Final answer:
The "House Divided" speech is named for its powerful metaphor illustrating the nation's division over slavery, indicating a future where the U.S. would have to become entirely free or entirely slave-owning.
Step-by-step explanation:
Lincoln's June 15, 1858 speech at Springfield, Illinois, is commonly referred to as the "House Divided" speech because it addressed the critical issue of whether the United States could continue to exist as a nation divided between slave states and free states.
Lincoln eloquently cautioned that 'A house divided against itself cannot stand...this government cannot endure, permanently, half slave and half free'.
This statement signified Lincoln's stance on slavery and foreshadowed the eventual necessity for the nation to be unified under either freedom for all or slavery extended across all states, encapsulating the sectional crisis and the intense political and moral questions of the time.

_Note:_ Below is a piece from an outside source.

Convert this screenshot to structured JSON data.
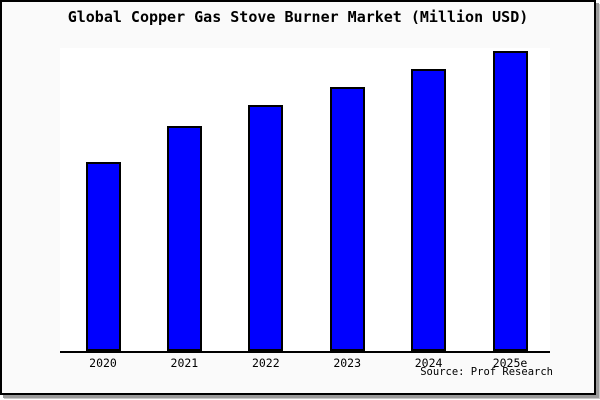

During this period, the divide over slavery was exacerbating tensions within the country, especially after the Dred Scott decision and the Kansas-Nebraska Act, which raised fears that slavery could be extended into northern territories.
These issues, along with others, dominated the Lincoln-Douglas debates where Lincoln's arguments reinforced the Republican Party's stance against the expansion of slavery. Although Lincoln lost the Senate race to Douglas, his voiced principles during the debates raised his national profile and set the stage for his future Presidential election.